AFP. Buffalo . - Shocked residents of Buffalo, New York, gathered at vigils and church services Sunday to mourn the 10 people shot to death by an alleged white supremacist teen in an act described by authorities as "domestic terrorism, pure and simple."
The shooter, identified as 18-year-old Payton Gendron, was arrested at the scene of the tragedy, a grocery store in a majority-black neighborhood after police responded to emergency calls.
Gendron had driven to Buffalo, on the edge of Lake Erie on the Canadian border, from his hometown of Conklin, more than 200 miles away, police said.
He was arraigned Saturday night on a single count of first-degree murder and was being held without bail, the Erie County District Attorney's office said.
He was wearing a bulletproof vest and carrying an assault rifle, according to the local Police Department, which specified that of the 10 dead and three wounded, 11 were black. In addition, Gendron wore a helmet equipped with a camera to broadcast his crime live on the internet.
President Joe Biden On Saturday deplored the attack calling it "domestic terrorism" and a blow of "a disgusting ideology of white nationalism."
Residents gathered outside the store for the vigil, while New York Governor Kathy Hochul, State Attorney General Letitia James, and Buffalo Mayor Byron Brown attended a service at True Baptist Church. Bethel of the city.
In moods ranging from anger to sadness, speakers denounced this latest eruption of racist violence and the ready availability of high-powered weapons, something that has become a sadly familiar scene across America.
Hochul, a Buffalo native, described the crime as a "military-style execution" (and noted that racist messages were "spreading like wildfire."
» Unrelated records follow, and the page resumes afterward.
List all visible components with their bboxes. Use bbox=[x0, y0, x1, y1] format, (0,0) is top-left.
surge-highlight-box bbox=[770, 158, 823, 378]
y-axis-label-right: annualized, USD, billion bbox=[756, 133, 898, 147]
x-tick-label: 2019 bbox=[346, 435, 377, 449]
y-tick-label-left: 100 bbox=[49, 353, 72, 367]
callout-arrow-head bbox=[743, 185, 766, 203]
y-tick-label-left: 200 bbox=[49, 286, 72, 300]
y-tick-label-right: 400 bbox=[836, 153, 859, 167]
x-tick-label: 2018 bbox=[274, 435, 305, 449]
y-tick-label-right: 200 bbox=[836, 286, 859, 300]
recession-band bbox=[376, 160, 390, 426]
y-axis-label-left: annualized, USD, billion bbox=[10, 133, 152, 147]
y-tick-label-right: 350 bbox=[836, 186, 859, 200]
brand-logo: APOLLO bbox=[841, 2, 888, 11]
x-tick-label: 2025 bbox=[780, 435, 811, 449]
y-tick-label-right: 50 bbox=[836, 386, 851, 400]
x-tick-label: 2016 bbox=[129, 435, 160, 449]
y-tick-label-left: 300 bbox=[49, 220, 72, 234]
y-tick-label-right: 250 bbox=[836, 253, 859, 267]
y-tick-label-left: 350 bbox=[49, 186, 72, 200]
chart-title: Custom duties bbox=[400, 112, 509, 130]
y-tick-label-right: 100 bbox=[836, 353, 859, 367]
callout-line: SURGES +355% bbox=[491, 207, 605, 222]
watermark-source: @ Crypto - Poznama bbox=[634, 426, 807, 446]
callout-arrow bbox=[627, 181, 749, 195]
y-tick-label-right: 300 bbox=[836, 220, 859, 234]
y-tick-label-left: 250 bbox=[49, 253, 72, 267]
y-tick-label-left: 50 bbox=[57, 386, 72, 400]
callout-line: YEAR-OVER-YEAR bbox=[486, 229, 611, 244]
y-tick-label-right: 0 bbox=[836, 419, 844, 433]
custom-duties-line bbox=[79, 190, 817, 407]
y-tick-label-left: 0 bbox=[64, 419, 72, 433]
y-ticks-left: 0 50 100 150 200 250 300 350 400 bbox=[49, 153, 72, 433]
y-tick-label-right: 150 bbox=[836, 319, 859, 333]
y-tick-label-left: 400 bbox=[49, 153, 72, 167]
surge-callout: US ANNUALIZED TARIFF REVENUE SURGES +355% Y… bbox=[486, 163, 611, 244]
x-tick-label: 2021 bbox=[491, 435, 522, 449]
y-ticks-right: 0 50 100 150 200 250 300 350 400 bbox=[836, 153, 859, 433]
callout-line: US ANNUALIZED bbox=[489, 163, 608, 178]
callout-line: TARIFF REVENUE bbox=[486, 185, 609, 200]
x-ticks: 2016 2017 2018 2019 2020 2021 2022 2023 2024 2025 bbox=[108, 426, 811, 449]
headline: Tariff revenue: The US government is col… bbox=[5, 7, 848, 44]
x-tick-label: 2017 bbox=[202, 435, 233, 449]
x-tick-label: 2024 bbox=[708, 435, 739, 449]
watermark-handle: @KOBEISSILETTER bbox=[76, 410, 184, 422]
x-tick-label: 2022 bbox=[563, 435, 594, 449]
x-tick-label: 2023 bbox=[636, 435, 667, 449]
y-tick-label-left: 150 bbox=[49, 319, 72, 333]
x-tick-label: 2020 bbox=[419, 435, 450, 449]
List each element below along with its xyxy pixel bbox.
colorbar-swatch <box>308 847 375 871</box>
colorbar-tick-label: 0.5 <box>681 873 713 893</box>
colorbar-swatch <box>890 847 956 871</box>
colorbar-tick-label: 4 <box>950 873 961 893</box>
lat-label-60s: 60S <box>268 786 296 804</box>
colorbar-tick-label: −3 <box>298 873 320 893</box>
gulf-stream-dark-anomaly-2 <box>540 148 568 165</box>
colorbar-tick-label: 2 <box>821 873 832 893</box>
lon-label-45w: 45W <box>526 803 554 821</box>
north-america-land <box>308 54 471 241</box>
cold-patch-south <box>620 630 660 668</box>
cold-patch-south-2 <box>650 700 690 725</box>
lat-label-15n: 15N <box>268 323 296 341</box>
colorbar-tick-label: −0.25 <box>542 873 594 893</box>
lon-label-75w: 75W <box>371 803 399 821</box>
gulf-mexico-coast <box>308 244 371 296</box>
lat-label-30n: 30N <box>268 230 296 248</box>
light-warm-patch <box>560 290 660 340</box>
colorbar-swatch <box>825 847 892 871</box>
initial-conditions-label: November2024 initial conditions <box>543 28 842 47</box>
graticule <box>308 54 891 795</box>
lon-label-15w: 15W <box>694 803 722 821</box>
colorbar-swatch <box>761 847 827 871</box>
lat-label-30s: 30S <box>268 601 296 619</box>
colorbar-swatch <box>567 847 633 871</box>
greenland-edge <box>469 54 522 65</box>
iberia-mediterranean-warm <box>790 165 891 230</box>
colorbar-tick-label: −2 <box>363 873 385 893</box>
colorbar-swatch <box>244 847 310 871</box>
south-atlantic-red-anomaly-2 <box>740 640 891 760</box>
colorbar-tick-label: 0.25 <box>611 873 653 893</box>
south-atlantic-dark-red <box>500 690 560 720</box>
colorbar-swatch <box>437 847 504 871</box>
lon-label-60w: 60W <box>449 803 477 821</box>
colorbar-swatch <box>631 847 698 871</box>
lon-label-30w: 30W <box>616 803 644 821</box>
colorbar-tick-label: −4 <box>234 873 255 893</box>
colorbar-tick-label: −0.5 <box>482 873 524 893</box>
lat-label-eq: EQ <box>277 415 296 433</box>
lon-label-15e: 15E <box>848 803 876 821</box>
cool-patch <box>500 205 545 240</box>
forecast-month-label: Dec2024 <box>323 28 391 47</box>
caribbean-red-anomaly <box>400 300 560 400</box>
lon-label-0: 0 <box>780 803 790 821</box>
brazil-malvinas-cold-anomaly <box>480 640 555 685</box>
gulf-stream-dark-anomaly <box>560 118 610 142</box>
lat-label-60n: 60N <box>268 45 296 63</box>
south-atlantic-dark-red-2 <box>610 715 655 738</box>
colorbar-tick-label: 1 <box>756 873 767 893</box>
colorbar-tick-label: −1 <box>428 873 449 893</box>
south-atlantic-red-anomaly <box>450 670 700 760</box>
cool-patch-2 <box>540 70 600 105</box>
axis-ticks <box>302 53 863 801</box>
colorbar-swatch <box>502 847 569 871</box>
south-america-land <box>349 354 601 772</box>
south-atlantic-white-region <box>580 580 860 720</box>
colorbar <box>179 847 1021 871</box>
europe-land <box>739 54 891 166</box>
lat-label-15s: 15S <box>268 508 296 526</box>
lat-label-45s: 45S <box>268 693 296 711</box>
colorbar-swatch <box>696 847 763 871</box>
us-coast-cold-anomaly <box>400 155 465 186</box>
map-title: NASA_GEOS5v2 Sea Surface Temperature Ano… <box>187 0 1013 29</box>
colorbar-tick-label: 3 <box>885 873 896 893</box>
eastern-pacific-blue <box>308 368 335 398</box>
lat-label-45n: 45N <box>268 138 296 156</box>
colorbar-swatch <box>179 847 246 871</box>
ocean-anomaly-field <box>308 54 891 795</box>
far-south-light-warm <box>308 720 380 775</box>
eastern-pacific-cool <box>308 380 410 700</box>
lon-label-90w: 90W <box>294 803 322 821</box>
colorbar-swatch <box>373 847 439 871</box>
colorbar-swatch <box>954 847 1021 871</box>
Speaking on ABC television, she described social media as "instruments of this evil" and said they allowed racist themes to "spread like a virus".
The attack stirred memories of some of the worst racist attacks in the country's recent history, including the 2015 murder of nine worshipers at a black church in South Carolina by a white youth, and the 2019 attack of a white man in Texas, which claimed 23 lives most of them Hispanic.
Among those killed inside the store was a retired police officer who worked as an armed security guard. He was able to fire several shots at the assailant before being shot, police spokesmen said.
The shooting is being investigated as a ” hate crime" and a "racially motivated case of violent extremism," Stephen Belongia, special agent in charge of the FBI's Buffalo field office, told reporters.
Local media linked the shooter to a 180-page manifesto that outlined a white supremacist ideology and laid out a plan to target a primarily black neighborhood.
In addition to mentioning the South Carolina church shooting, the attacker claimed he had been "inspired" by the gunman who killed 51 people at a New Zealand mosque in March 2019.
In the face of strong pro-gun lobbying, previous efforts by the US Congress to toughen gun laws have generally fallen short.
The United States suffered 19,350 firearm homicides in 2020, nearly 35% more than in 2019.